To paraphrase Ivan, he’s seen more ancient TV shows, forgotten films, and Old Time Radio programs than you’ve had hot dinners (he’s also uttered more folksy Appalachian sayings than I’ve had kosher dills) and he writes about them with wit, insight, and pizazz. I mean, where else are you gonna get a thoughtful, yet impish, disquisition on the films of Zasu Pitts, or the jazzy John Cassavetes detective drama, Johnny Staccato? Plus two side dishes, and your choice of beer, wine, or sangria!
Naturally, a Date in History like this has been fraught with stuff:
1752 – Great Britain adopts the Gregorian calendar, nearly two centuries later than most of Western Europe, which they would’ve realized if they’d just had a calendar.
1859 – A solar super storm affects electrical telegraph service. A prairie lawyer named Abraham Lincoln is endowed with super powers, and goes on to win the 1860 Presidential Election.

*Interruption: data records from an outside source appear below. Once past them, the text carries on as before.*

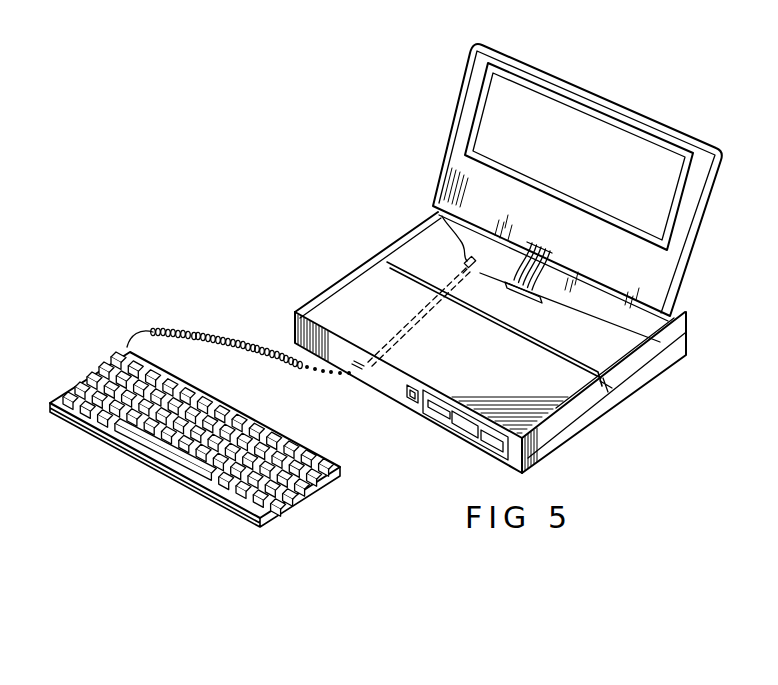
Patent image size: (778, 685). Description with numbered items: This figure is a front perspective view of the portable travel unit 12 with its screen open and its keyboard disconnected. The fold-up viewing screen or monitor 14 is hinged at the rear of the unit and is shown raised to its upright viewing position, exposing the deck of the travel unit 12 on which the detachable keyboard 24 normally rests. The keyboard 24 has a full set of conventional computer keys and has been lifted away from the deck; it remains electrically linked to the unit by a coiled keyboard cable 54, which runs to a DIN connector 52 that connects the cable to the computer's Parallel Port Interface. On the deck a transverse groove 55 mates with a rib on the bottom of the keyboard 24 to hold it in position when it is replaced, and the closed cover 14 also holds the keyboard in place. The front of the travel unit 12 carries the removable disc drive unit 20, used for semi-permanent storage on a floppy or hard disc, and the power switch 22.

The travel unit 12 is at (358, 266).
The fold-up viewing screen or monitor 14 is at (458, 113).
The removable disc drive unit 20 is at (462, 441).
The power switch 22 is at (412, 404).
The detachable keyboard 24 is at (98, 369).
The DIN connector 52 is at (442, 220).
The coiled keyboard cable 54 is at (256, 344).
The transverse groove 55 is at (605, 383).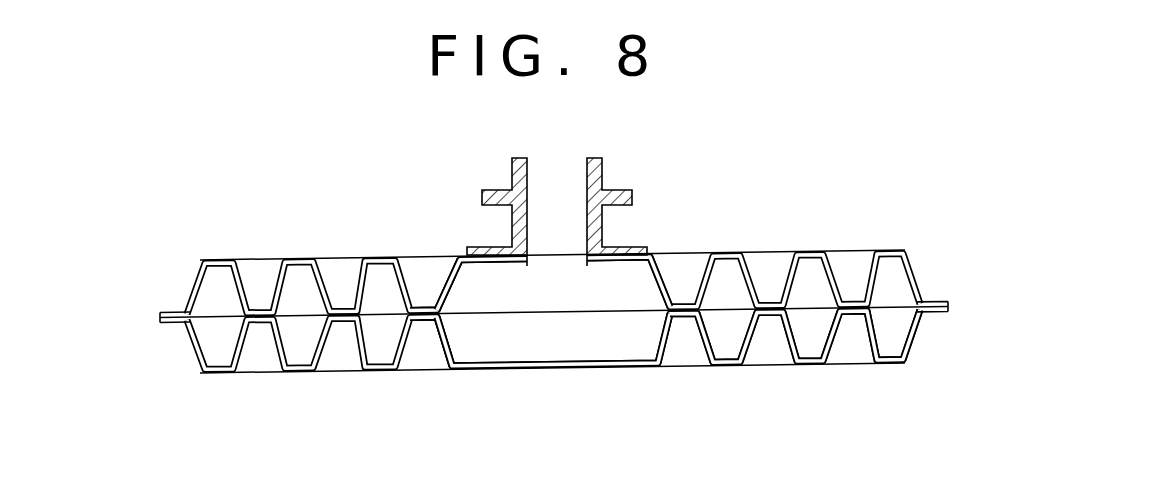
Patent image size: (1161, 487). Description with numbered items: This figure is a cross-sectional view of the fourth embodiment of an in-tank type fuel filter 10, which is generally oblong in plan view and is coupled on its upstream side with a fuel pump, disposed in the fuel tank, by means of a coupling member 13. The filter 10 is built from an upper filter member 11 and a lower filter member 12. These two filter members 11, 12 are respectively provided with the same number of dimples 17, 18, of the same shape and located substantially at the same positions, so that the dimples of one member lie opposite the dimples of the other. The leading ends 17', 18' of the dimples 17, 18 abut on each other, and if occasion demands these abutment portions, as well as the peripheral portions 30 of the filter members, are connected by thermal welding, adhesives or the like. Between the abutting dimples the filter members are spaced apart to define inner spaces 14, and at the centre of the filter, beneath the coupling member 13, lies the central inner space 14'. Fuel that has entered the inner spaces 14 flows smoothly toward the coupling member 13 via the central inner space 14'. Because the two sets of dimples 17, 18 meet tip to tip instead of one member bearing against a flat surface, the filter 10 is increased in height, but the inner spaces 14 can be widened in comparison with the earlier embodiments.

The fuel filter 10 is at (852, 231).
The upper filter member 11 is at (208, 259).
The lower filter member 12 is at (205, 373).
The coupling member 13 is at (604, 172).
The inner spaces 14 is at (795, 387).
The central inner space 14' is at (553, 355).
The dimples 17 is at (406, 242).
The leading ends 17' is at (440, 219).
The dimples 18 is at (395, 385).
The leading ends 18' is at (438, 395).
The peripheral portions 30 is at (178, 308).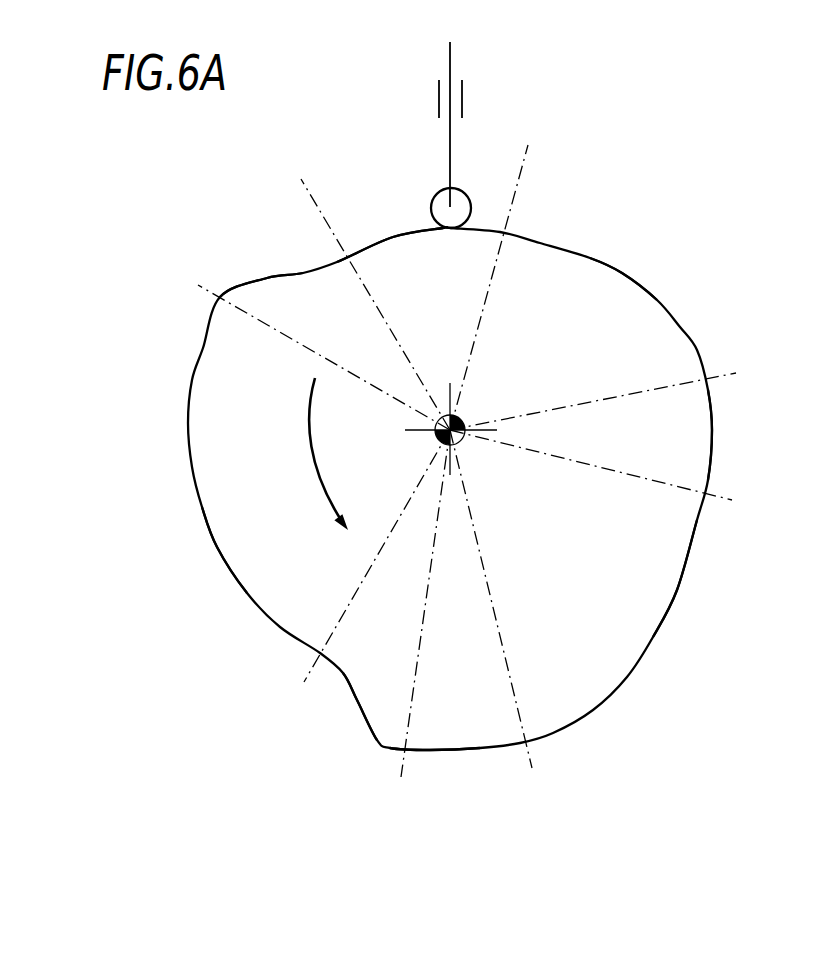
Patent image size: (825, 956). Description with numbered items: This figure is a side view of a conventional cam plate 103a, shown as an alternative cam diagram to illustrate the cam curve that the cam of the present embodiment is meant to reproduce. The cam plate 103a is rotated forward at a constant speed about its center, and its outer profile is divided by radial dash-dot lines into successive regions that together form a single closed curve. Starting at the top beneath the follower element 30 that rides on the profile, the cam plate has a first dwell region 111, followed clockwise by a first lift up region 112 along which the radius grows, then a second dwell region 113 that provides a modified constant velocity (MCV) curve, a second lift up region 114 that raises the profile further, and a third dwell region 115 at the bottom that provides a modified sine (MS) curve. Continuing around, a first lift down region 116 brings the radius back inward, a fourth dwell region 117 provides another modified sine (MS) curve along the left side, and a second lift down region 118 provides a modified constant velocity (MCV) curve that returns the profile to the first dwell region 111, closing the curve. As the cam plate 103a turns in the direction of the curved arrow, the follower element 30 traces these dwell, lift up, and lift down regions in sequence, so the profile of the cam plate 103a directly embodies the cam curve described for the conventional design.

The roller follower 30 is at (462, 206).
The cam plate 103a is at (560, 240).
The first dwell region 111 is at (393, 237).
The first lift up region 112 is at (622, 273).
The second dwell region 113 is at (712, 428).
The second lift up region 114 is at (675, 593).
The third dwell region 115 is at (462, 752).
The first lift down region 116 is at (352, 700).
The fourth dwell region 117 is at (218, 552).
The second lift down region 118 is at (267, 278).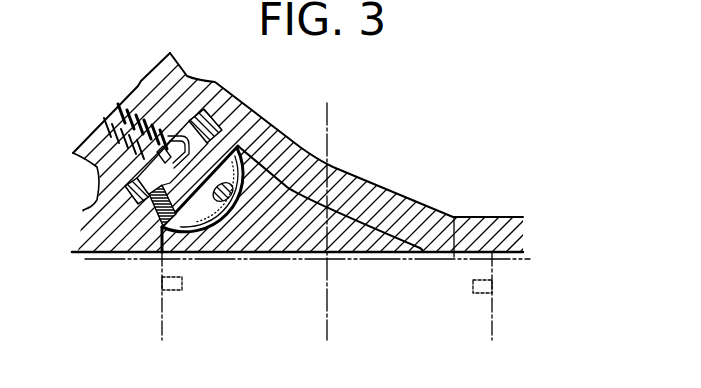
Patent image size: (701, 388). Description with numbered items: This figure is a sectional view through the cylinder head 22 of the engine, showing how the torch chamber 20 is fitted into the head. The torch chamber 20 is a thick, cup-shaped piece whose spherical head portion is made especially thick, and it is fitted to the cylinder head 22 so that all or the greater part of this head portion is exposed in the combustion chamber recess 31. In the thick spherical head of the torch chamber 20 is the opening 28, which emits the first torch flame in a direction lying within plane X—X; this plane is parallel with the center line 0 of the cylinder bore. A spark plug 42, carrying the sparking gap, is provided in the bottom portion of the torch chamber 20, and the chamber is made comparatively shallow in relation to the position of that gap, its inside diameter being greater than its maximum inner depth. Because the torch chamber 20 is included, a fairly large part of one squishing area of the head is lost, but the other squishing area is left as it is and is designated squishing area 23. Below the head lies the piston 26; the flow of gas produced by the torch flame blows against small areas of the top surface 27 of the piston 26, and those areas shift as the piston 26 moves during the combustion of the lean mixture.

The torch chamber 20 is at (232, 168).
The cylinder head 22 is at (380, 200).
The squishing area 23 is at (455, 217).
The piston 26 is at (453, 312).
The top surface 27 is at (343, 257).
The opening 28 is at (227, 203).
The combustion chamber recess 31 is at (315, 213).
The spark plug 42 is at (113, 118).
The center line 0 is at (326, 320).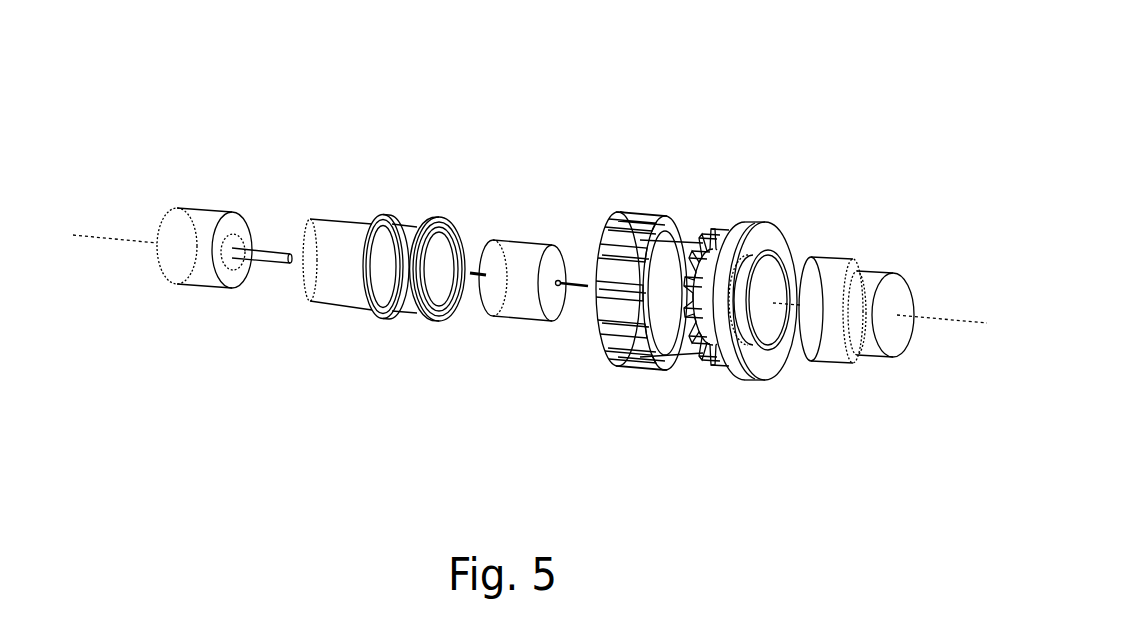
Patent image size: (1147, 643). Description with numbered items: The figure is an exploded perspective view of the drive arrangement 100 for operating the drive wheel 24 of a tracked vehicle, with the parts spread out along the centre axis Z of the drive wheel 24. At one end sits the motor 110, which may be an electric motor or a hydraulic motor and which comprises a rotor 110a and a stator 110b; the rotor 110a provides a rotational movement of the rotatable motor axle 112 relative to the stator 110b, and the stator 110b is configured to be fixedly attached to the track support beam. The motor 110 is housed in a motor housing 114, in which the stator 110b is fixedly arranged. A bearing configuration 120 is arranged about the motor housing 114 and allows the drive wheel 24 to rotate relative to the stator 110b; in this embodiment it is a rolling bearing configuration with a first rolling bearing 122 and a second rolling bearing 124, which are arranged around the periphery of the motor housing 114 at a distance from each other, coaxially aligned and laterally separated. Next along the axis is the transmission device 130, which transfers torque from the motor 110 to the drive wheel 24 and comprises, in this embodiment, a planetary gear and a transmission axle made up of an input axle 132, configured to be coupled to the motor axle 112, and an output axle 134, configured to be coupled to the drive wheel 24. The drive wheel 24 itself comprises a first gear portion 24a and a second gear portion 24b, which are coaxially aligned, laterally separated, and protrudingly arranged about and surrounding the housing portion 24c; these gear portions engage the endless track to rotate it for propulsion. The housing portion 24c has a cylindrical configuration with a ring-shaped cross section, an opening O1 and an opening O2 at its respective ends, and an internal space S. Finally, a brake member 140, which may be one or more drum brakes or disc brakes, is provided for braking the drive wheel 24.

The drive arrangement 100 is at (630, 86).
The motor 110 is at (195, 285).
The rotor 110a is at (243, 262).
The stator 110b is at (231, 284).
The motor axle 112 is at (270, 248).
The motor housing 114 is at (335, 302).
The bearing configuration 120 is at (427, 320).
The first rolling bearing 122 is at (383, 213).
The second rolling bearing 124 is at (438, 216).
The transmission device 130 is at (513, 320).
The input axle 132 is at (482, 268).
The output axle 134 is at (587, 282).
The drive wheel 24 is at (713, 202).
The first gear portion 24a is at (620, 370).
The second gear portion 24b is at (713, 375).
The housing portion 24c is at (668, 312).
The brake member 140 is at (828, 360).
The centre axis Z is at (128, 238).
The opening O1 is at (603, 250).
The opening O2 is at (765, 283).
The internal space S is at (755, 305).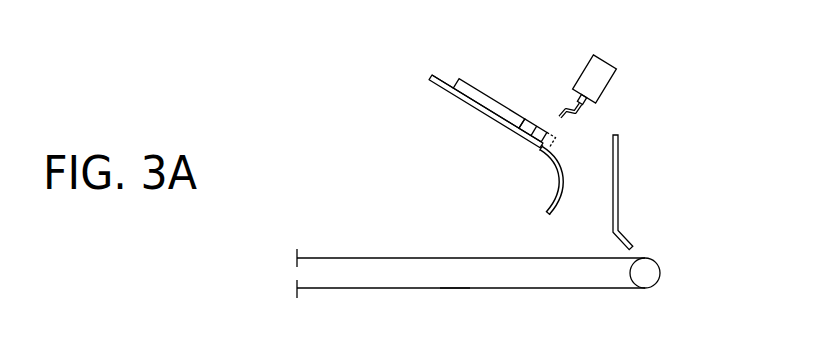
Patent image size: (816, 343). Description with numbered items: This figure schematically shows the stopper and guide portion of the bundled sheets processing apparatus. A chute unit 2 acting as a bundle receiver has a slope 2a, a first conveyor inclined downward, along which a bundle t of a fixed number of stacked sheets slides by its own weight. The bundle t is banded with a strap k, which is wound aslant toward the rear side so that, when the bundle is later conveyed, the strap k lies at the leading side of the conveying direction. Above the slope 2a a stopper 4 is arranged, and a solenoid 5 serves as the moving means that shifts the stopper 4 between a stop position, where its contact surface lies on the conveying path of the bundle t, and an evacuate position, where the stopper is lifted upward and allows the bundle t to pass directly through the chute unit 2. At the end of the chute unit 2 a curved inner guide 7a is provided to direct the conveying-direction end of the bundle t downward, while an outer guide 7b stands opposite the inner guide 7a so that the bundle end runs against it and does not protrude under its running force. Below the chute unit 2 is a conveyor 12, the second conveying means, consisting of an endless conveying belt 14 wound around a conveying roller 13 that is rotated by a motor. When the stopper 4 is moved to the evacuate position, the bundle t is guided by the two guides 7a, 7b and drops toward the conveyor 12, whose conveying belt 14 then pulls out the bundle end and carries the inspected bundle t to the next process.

The chute unit 2 is at (445, 90).
The slope 2a is at (447, 80).
The bundle t is at (490, 97).
The strap k is at (533, 122).
The stopper 4 is at (565, 92).
The solenoid 5 is at (604, 64).
The inner guide 7a is at (562, 195).
The outer guide 7b is at (618, 163).
The conveyor 12 is at (400, 235).
The conveying roller 13 is at (653, 273).
The conveying belt 14 is at (453, 290).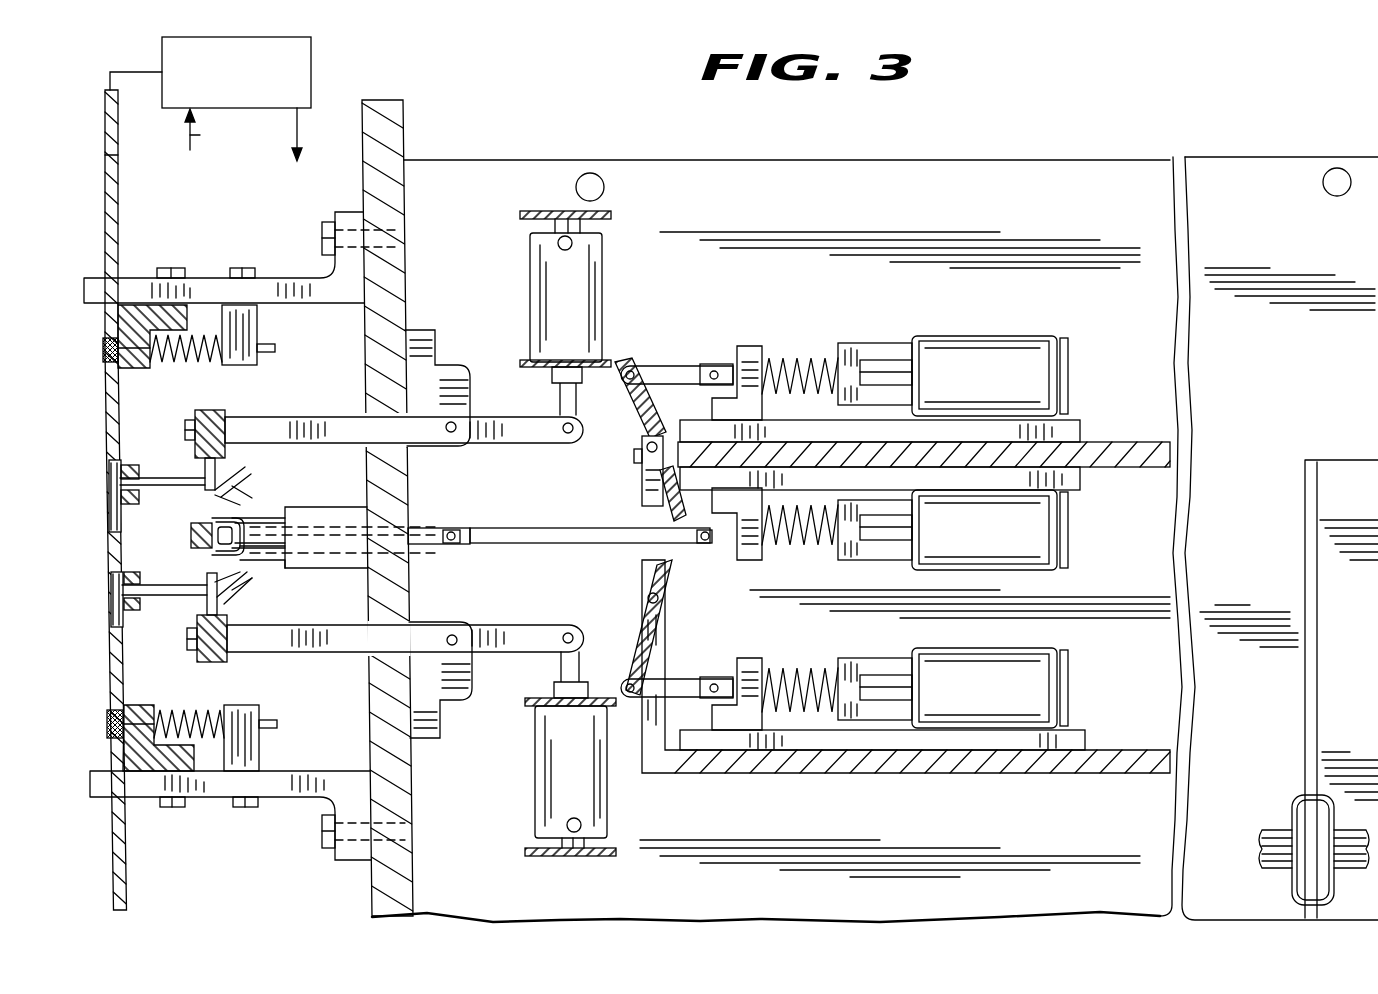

1990 – Transnistria is unilaterally proclaimed a Soviet republic; the Soviet president Mikhail Gorbachev declares the decision null and void because Transnistria “sounds like one of those fake countries in spy movies,” and he “finds it irritating.”
Happy Birthday, Ivan!
Many happy returns to Ivan, who’s had a tough yr. but is still kicking!! Let’s hope this one is much better for him.